Not all is lost, however. The same day of the rally, an email hit my inbox that reminded me that there are still teachers out there achieving great things despite the best efforts of our politicians to undermine them. So I asked for and received permission to share it with you here:
Dear Mr. Mullin,
My name is Lexi and I am 13 years old. Until I was 12 I hated reading and everything that had to do with it. I would never independent read or follow along in classroom reads. Last year, my class went to our school library to learn how to classify different book genres. My group was given Sci-fi. As we were classifying I saw the title Ashfall and read the back page. After reading the page I knew that I would love the book. I was very nervous because I didn’t think I could finish or even read a chapter from the book. I told myself that I will try to read it so I checked it out. Later that night I decided to put my computer down and read the book. Little did I know that I had been reading over an hour. I couldn’t believe that I read a book and actually enjoyed it! Everyday I just kept reading and reading until I finished the series. Ever since that one night I haven’t been able to stop reading. I am writing you this for a couple reasons. One reason I am writing to you is to thank you. Thank you so much for getting me into reading. I have seen improvement on many things in my English class. You are a very talented writer and I hope to be like you one day. A final reason that I am writing to you is for an autograph saying to Lexi From: (your autograph) I would love to hang it up in my room for a great memory to have forever from my favorite author.

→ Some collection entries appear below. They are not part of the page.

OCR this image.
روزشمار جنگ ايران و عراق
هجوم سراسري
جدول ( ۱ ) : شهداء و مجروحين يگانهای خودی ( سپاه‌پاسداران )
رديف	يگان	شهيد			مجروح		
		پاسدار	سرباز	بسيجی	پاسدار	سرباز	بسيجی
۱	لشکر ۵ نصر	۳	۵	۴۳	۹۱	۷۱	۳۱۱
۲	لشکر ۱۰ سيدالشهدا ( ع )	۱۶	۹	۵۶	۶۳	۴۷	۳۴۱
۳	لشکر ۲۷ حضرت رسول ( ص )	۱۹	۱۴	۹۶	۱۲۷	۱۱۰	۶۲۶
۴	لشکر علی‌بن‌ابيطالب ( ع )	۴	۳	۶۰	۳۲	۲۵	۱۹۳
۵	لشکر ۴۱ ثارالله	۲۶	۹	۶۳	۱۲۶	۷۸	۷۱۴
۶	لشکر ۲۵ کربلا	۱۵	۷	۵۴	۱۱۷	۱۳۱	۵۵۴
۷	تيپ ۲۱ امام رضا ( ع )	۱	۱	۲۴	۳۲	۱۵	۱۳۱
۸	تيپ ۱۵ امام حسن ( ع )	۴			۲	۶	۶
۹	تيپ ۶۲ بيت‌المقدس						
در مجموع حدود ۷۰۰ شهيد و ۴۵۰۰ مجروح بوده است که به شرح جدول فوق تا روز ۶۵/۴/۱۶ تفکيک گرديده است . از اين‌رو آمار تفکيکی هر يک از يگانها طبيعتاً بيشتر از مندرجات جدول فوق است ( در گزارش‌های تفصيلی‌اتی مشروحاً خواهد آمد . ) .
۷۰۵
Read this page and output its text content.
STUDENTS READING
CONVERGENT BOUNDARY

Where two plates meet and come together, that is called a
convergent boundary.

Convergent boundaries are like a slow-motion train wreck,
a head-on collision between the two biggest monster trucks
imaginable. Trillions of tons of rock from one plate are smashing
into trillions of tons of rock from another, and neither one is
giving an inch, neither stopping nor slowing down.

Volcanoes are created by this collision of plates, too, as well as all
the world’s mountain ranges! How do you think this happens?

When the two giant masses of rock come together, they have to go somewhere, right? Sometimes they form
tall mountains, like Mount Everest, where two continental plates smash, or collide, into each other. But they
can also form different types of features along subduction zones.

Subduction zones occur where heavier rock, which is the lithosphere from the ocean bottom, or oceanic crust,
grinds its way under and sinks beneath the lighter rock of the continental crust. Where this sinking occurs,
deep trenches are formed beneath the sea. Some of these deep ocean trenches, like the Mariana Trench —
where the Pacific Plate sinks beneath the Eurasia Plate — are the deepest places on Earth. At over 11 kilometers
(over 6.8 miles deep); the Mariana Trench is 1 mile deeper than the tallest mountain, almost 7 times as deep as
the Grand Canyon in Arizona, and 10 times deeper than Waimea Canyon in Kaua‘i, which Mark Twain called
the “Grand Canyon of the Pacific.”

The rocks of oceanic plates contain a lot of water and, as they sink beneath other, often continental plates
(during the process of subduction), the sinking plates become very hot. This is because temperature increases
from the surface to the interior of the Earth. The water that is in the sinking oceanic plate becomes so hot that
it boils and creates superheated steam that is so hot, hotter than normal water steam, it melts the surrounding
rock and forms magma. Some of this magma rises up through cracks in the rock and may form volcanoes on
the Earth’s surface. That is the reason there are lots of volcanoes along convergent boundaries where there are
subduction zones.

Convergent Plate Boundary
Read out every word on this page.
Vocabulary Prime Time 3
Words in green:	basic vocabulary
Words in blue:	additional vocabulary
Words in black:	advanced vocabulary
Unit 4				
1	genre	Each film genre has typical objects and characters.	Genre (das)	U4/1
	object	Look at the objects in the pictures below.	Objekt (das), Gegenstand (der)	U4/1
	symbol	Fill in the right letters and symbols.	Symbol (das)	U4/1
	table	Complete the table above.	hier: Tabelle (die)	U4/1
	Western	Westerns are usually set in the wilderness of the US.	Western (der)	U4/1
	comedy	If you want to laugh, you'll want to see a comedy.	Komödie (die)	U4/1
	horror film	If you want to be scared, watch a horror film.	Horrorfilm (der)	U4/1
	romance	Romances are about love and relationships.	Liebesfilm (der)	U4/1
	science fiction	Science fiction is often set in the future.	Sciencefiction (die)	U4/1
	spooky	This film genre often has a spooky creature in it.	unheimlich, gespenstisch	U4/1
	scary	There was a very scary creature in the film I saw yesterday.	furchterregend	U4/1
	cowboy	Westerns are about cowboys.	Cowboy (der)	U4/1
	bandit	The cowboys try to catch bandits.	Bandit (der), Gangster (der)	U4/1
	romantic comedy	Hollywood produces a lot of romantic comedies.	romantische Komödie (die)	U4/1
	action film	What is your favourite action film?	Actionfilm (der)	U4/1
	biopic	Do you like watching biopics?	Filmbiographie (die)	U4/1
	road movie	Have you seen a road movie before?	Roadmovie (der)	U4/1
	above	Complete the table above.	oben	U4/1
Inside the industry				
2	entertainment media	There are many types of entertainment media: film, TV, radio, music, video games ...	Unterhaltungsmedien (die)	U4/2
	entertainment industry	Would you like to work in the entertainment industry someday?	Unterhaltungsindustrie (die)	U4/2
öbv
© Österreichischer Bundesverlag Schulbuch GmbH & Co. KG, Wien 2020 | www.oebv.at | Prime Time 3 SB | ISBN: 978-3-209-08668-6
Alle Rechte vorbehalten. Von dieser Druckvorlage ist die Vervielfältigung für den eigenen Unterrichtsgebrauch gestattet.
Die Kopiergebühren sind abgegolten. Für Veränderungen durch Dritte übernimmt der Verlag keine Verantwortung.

Thanks so much for taking your time to read this email. You are a very talented writer! My address is:
Some wonderful teacher marched her/his class down to the library, exposed them to books, and allowed them to make a free choice of what to read. Some brave librarian put ASHFALL in a middle school library (not all can or will due to its content).
Also note from this email that Lexi had never done reading assignments, which brings up an important point. Teachers can assign “classics” or “challenging reading” all they want, but if the students don’t want to read the material, they wont. They’ll read the Wikipedia article on the book and fake it. If students are to become competent readers of long works, teachers have a far more challenging job than ordering them to read: teachers must inspire their students to want to read. In Lexi’s case, a teacher did exactly that. I don’t know who Lexi’s teacher is, so I’ll just offer kudos to all the teachers out there who are doing great work connecting kids with books. Thank you.